"People think that I can teach them style. What stuff it all is! Have something to say, and say it as clearly as you can. That is the only secret of style."
Style is not something that immediately jumps to mind when discussing legal writing techniques. In a profession that celebrates terms such as inter alia, ab initio, and yes, arguendo, the image of a staid world where all the lawyers wear gray flannel suits to work hardly connotes style or personality.
Still, legal writers can, and should, embrace a style all their own. Read the opinions of Scalia, Posner, Kozinski, and Easterbrook. There is something that stands out about their writing. Far from the dense, turgid prose we (and they) read in law school, these writers use plain English, direct prose, a wide vocabulary, and routinely vary their sentence structure and length according to the ideas they wish to express and emphasize. I recall Judge Easterbook once saying that lawyers should want their briefs to read like an article in The Atlantic. That is, they should employ a breezy, relaxed style that gently guides the reader through the argument.

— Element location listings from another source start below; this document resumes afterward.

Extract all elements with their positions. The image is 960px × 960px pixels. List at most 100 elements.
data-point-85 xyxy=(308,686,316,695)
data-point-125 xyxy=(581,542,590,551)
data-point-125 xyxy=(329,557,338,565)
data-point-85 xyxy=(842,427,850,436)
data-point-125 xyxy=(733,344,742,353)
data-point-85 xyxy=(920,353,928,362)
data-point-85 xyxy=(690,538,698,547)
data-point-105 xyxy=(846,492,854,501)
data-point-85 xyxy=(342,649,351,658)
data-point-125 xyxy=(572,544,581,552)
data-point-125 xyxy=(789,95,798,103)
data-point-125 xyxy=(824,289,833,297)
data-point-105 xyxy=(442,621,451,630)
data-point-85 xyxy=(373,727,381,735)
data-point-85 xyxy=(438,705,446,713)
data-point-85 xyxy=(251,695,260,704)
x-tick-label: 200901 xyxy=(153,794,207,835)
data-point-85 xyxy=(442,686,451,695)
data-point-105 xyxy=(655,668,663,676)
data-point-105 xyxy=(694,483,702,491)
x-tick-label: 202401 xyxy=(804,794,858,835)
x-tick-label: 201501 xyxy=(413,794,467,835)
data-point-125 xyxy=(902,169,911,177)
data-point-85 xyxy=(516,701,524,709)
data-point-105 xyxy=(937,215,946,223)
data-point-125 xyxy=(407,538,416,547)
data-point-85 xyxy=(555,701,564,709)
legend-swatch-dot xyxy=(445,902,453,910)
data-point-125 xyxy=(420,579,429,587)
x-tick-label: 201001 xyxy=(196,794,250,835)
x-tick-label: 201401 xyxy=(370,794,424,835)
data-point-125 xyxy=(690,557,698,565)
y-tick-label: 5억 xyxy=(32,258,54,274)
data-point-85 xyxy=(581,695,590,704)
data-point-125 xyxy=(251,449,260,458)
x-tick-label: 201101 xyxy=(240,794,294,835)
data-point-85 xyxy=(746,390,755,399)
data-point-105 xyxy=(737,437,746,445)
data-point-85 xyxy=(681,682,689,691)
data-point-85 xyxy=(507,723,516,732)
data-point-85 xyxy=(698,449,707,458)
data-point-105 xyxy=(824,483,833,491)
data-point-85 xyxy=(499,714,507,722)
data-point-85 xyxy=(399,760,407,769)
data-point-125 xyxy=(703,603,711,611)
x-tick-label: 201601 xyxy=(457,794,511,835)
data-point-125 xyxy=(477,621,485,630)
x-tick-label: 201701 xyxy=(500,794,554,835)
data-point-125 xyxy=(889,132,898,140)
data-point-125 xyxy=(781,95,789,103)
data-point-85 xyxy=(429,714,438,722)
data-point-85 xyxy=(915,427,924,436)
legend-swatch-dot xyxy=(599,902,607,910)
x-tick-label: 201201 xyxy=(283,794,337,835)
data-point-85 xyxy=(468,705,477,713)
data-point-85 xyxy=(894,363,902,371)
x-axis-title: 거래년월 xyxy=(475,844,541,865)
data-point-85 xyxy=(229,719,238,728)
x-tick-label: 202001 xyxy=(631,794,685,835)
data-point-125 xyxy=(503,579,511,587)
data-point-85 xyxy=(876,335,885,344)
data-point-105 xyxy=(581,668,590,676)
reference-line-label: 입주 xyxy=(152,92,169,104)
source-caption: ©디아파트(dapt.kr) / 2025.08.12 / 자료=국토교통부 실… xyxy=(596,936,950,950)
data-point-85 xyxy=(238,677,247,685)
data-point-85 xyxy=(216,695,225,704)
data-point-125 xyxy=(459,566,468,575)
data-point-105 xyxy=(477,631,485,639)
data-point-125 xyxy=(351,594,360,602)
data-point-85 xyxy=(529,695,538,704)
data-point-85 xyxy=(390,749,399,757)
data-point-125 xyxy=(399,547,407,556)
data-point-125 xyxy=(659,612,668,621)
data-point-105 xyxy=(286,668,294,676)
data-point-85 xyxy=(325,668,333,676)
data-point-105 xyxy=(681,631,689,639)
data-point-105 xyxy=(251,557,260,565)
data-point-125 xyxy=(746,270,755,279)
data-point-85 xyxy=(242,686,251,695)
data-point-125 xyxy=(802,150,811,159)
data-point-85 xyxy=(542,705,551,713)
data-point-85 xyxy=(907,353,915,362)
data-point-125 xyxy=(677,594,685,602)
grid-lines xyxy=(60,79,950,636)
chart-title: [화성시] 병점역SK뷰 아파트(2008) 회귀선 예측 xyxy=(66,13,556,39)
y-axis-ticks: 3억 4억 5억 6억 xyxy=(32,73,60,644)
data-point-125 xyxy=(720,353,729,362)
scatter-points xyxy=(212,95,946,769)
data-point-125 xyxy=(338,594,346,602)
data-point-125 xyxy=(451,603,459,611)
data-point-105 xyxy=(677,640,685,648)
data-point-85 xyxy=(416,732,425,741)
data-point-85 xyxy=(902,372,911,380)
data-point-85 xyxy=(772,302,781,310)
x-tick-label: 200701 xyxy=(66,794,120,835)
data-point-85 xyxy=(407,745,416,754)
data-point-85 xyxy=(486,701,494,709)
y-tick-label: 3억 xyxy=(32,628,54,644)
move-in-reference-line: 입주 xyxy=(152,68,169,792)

Ultimately, this is the recipe for how to clearly communicate complex ideas to a broad, general audience. This may seem more apropos to the work of journalists, but lawyers too - especially appellate lawyers - are often called upon to articulate complex arguments to a panel of judges who adjudicate disputes across a wide array of legal disciplines. To that end, lawyers must develop and refine a style, lest their work be lost and forgotten under the piles of sub-par briefs that are routinely filed in courts throughout the country. This is incredibly difficult work, requiring as it does years and years of practicing the art of written advocacy, but the process starts with a simple question: what's your style?